Review: While We’re Young – a savagely funny shot from the hip
1st Jan 2015 Film & TV
Ben Stiller and Naomi Watts face up to the terrors of lost youth in Noah Baumbach’s rueful, sharp comedy about ageing and artistic truth.
While We’re Young is a knockabout comedy that casts a forgiving eye on the disappointments and compromises of mid-life. It may lack the I’ll-shoot-what-I-want chutzpah of Frances Ha or the autobiographical introspection of The Squid and the Whale, but Baumbach hits a sparkling new groove of crowd-pleasing belly-laughs.
Stiller’s Josh is a documentary maker mired in a convoluted, time-devouring project about the political and militaristic machinations of the last half-century.
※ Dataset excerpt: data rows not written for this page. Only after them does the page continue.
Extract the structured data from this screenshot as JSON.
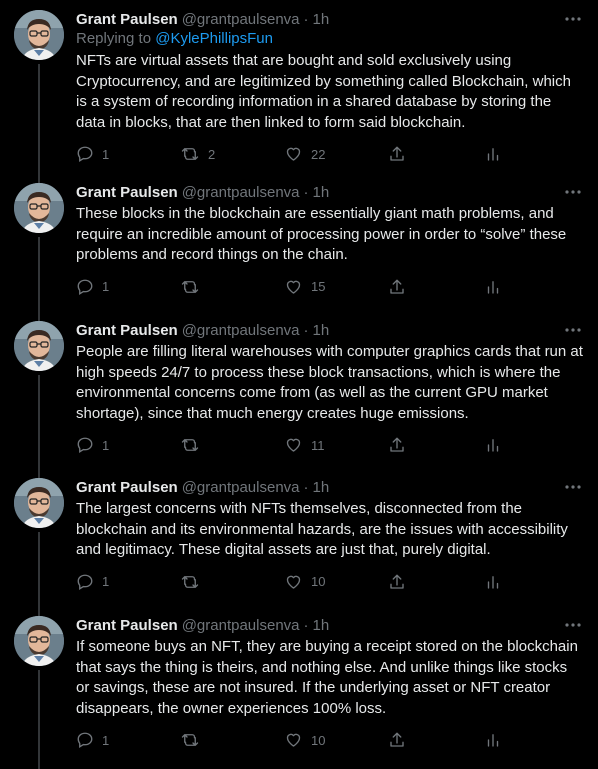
{
  "colors": {
    "background": "#000000",
    "text": "#e7e9ea",
    "muted": "#71767b",
    "link": "#1d9bf0",
    "thread_line": "#333639"
  },
  "tweets": [
    {
      "name": "Grant Paulsen",
      "handle": "@grantpaulsenva",
      "dot": "·",
      "time": "1h",
      "reply_label": "Replying to",
      "reply_to": "@KylePhillipsFun",
      "text": "NFTs are virtual assets that are bought and sold exclusively using Cryptocurrency, and are legitimized by something called Blockchain, which is a system of recording information in a shared database by storing the data in blocks, that are then linked to form said blockchain.",
      "replies": "1",
      "retweets": "2",
      "likes": "22"
    },
    {
      "name": "Grant Paulsen",
      "handle": "@grantpaulsenva",
      "dot": "·",
      "time": "1h",
      "text": "These blocks in the blockchain are essentially giant math problems, and require an incredible amount of processing power in order to “solve” these problems and record things on the chain.",
      "replies": "1",
      "retweets": "",
      "likes": "15"
    },
    {
      "name": "Grant Paulsen",
      "handle": "@grantpaulsenva",
      "dot": "·",
      "time": "1h",
      "text": "People are filling literal warehouses with computer graphics cards that run at high speeds 24/7 to process these block transactions, which is where the environmental concerns come from (as well as the current GPU market shortage), since that much energy creates huge emissions.",
      "replies": "1",
      "retweets": "",
      "likes": "11"
    },
    {
      "name": "Grant Paulsen",
      "handle": "@grantpaulsenva",
      "dot": "·",
      "time": "1h",
      "text": "The largest concerns with NFTs themselves, disconnected from the blockchain and its environmental hazards, are the issues with accessibility and legitimacy. These digital assets are just that, purely digital.",
      "replies": "1",
      "retweets": "",
      "likes": "10"
    },
    {
      "name": "Grant Paulsen",
      "handle": "@grantpaulsenva",
      "dot": "·",
      "time": "1h",
      "text": "If someone buys an NFT, they are buying a receipt stored on the blockchain that says the thing is theirs, and nothing else. And unlike things like stocks or savings, these are not insured. If the underlying asset or NFT creator disappears, the owner experiences 100% loss.",
      "replies": "1",
      "retweets": "",
      "likes": "10"
    }
  ]
}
Plagued by fatigue and self-doubt, he is invigorated by the enthusiasms of twenty-something filmmaker Jamie (Adam Driver), who turns up at one of his lectures claiming to be a fan.
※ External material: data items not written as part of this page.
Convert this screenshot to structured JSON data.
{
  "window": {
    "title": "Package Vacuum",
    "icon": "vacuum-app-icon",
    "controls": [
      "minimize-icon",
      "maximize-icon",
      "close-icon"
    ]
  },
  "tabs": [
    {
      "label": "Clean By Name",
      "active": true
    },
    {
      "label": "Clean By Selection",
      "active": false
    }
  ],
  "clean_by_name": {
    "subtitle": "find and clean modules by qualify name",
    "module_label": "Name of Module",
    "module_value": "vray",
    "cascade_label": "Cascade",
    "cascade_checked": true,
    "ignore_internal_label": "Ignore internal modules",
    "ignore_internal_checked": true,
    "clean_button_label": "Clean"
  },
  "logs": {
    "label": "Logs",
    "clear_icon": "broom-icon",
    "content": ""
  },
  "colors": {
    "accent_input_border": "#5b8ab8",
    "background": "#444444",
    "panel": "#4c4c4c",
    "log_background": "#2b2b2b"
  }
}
Josh and his wife Cornelia (Watts) are mesmerised by Jamie’s world, comprising an achingly cool Brooklyn loft from which his young wife Darby (Amanda Seyfried) runs an artisanal ice-cream business, a penchant for old tech (typewriters, vinyl records, VHS tapes, board games and bicycles), natural highs and an unquenchable thirst for knowledge readily shared. But as the older couple misguidedly try for size the outlooks, habits and leisurewear of their new friends, does the whole hipster façade cover up something more contemptible and controlling?
Stiller’s fretful agitation, persecution and suspicion are punctuated by Watts’ eye-catching loose-limbed zeal for slapstick. Driver walks a fine line between a sense of entitlement and wide-eyed wonder, while Seyfried is underused but assured as Jamie’s sweet, self-deprecating accessory. Ex-Beastie Boy Adam Horowitz does a terrific turn as a stay-at-home dad with rewired priorities, while Charles Grodin plays Josh’s father-in-law Leslie, an old-school documentarian, with quiet authority.
Acknowledging the freedoms and compensations that can come with ageing appropriately, While We’re Young hilariously captures the futility and avoidable perils of attempting to bridge the generation gap.